A reading to celebrate Pittsburgh Poet Charlie Brice new collection! He'll be joined by Jay Carson, miss macross, and Matthew Ussia
We hope you can join us in person, but if you are unable to make it the event will be livestreamed. If you will be attending virtually please select the "virtual" option when you RSVP. A zoom link will be sent to guests in advance of the event.
Don’t read this book in a hushed library or art museum. And don’t even think about it if you’re at a funeral. There are bust-out-laughing high jinks going on in Miracles that Keep Me Going, beginning with its prologue poem “Hot Poems to Go” where poem is pizza. Humor, wonderfully irreverent humor is Brice’s strong suit. He uses it to great effect and is fearless, taking on the philosophical, psychological, psychoanalytical, religious, political, and personal.
---Diane Kerr, author of Perigee
Charlie Brice won the 2020 Field Guide Poetry Magazine Poetry Contest and placed third in the 2021 Allen Ginsberg Poetry Prize. Miracles That Keep Me Going (WordTech, 2023) is his seventh full-length poetry collection. His poetry has been nominated three times for both the Best of Net Anthology and the Pushcart Prize and has appeared in Atlanta Review, The Honest Ulsterman, Ibbetson Street, The Paterson Literary Review, Impspired Magazine, Salamander Ink Magazine, and elsewhere.
Jay Carson holds a doctorate in English/rhetoric from Carnegie-Mellon University. He taught for many years at Robert Morris University where he was a founding advisor to the literary magazine, Rune. He has published more than 100 poems and a number of short stories in local and national journals, magazines, and collections. Jay is also the author of Irish Coffee (Coal Hill Press) and The Cinnamon of Desire (Main Street Rag). He is presently working on a memoir. Jay considers his work Appalachian, accessible, the ongoing problem-solving of a turbulent life, and just what you might need.
miss macross is a Pittsburgh-based lunar witch who enjoys watching mecha anime and taking naps. Her most recent chapbook, Late Tight in a Night Space, was published by Alien Buddha Press in 2022. She is the Publishing Director for Write Pittsburgh and inconsistently blogs at missmacross.com.
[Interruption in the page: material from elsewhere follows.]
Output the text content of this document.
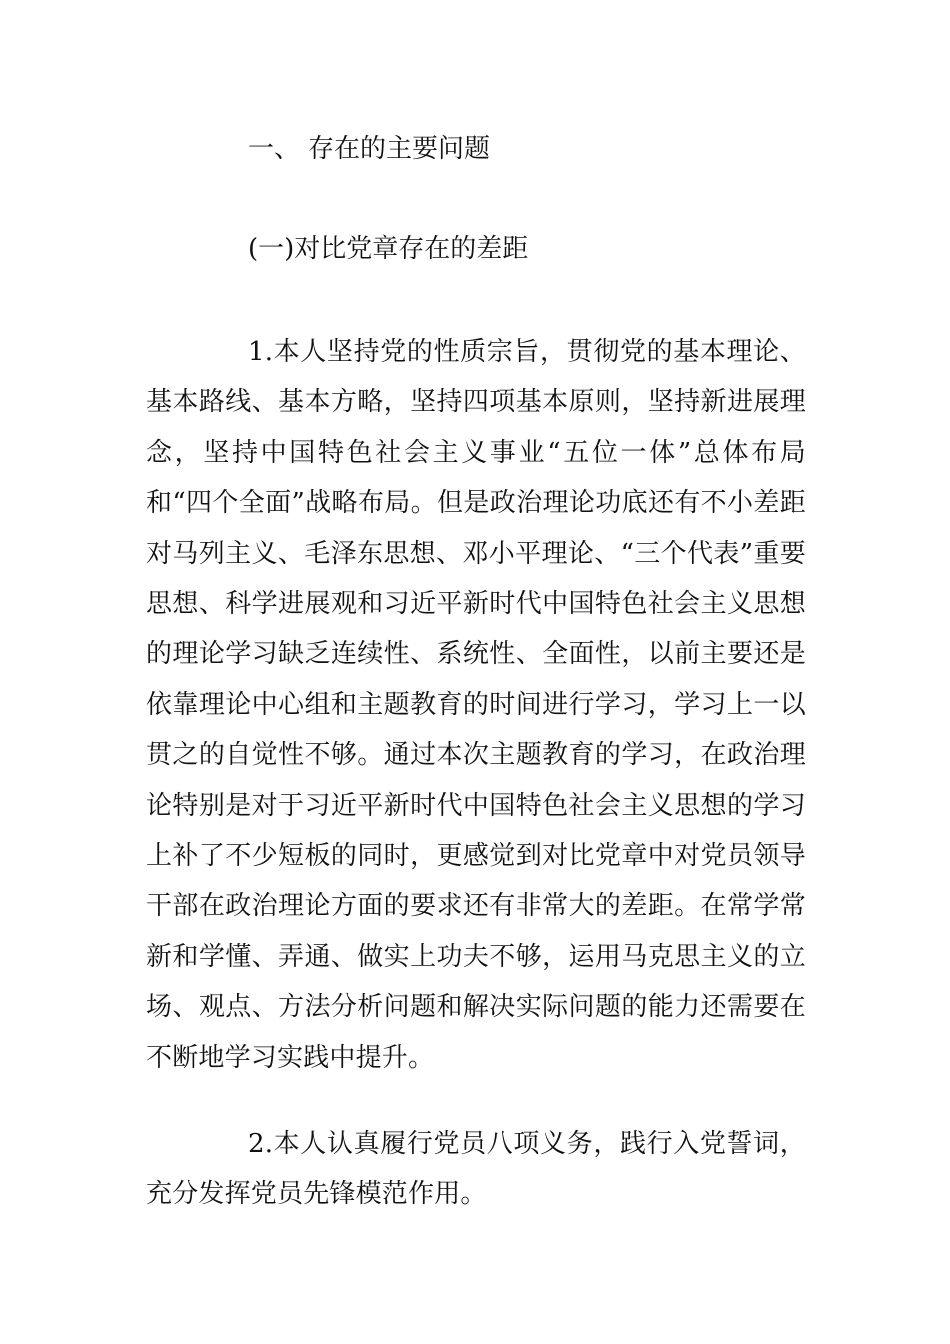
一、 存在的主要问题
(一)对比党章存在的差距

1.本人坚持党的性质宗旨，贯彻党的基本理论、基本路线、基本方略，坚持四项基本原则，坚持新进展理念，坚持中国特色社会主义事业“五位一体”总体布局和“四个全面”战略布局。但是政治理论功底还有不小差距对马列主义、毛泽东思想、邓小平理论、“三个代表”重要思想、科学进展观和习近平新时代中国特色社会主义思想的理论学习缺乏连续性、系统性、全面性，以前主要还是依靠理论中心组和主题教育的时间进行学习，学习上一以贯之的自觉性不够。通过本次主题教育的学习，在政治理论特别是对于习近平新时代中国特色社会主义思想的学习上补了不少短板的同时，更感觉到对比党章中对党员领导干部在政治理论方面的要求还有非常大的差距。在常学常新和学懂、弄通、做实上功夫不够，运用马克思主义的立场、观点、方法分析问题和解决实际问题的能力还需要在不断地学习实践中提升。

2.本人认真履行党员八项义务，践行入党誓词，充分发挥党员先锋模范作用。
Matthew Ussia is director of Duquesne University’s First Year Writing Program in spite of the fact that he got a C- in freshman writing and was rejected from Duquesne’s MA program. He is also an editor, podcaster, post-doom thereminist, softcore punk, postpunk backup singer, social media burnout, and sentient organic matter. His first book, The Red Glass Cat, was published by Alien Buddha Press in 2021. His writings have appeared in Mister Rogers and Philosophy, Future Humans in Fiction and Film, North of Oxford, Trailer Park Quarterly, Anti-Heroin Chic, and The Open Mic of the Air Podcast among others.